Crimson Tide rose 7.3% to 88.5p after reporting a return to profitability for the year ended 30 April.
Revenue for the year was £5.9m, broadly in line with the prior period on a 12‑month pro‑forma basis, but monthly recurring revenue fell from £468k to £397k, and overall gross revenue churn was approximately 28%.
The company said the MRR decline primarily reflected one customer exercising a break clause (c.£61k MRR), the end of several lower‑value contracts and residual disruption from three takeover approaches over the prior two years, with roughly 70% of recurring revenue subject to renewal during the period.

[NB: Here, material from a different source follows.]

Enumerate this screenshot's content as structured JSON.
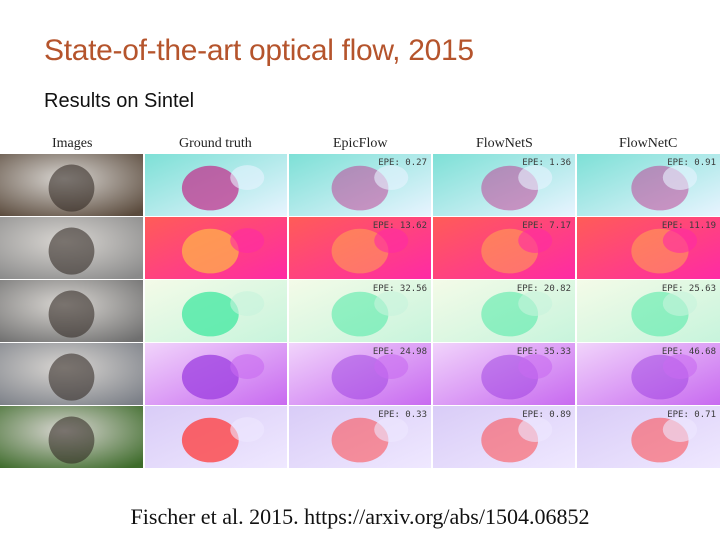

Commercial progress included a landmark three‑year renewal with a major retailer worth TCV £3.88m (MRR £108k), early US traction with new customer 3Z Brands and sustained uplifts from existing clients via additional modules and deployments.
The Board said FY27 will start from a lower revenue base reflecting FY26 churn, but it expects churn to be below 10%, has realigned the cost base and is investing in sales and marketing to drive new business and a return to revenue growth.
Management highlighted a more scalable operating model, strengthened customer success functions and AI‑driven productivity gains as the levers to secure lower churn and improved margins.
"The path to growth is clear and we are pursuing it on three fronts: significantly reduced churn, new business growth and expansion within our existing customer base," said Jon Clarke, Chief Executive Officer.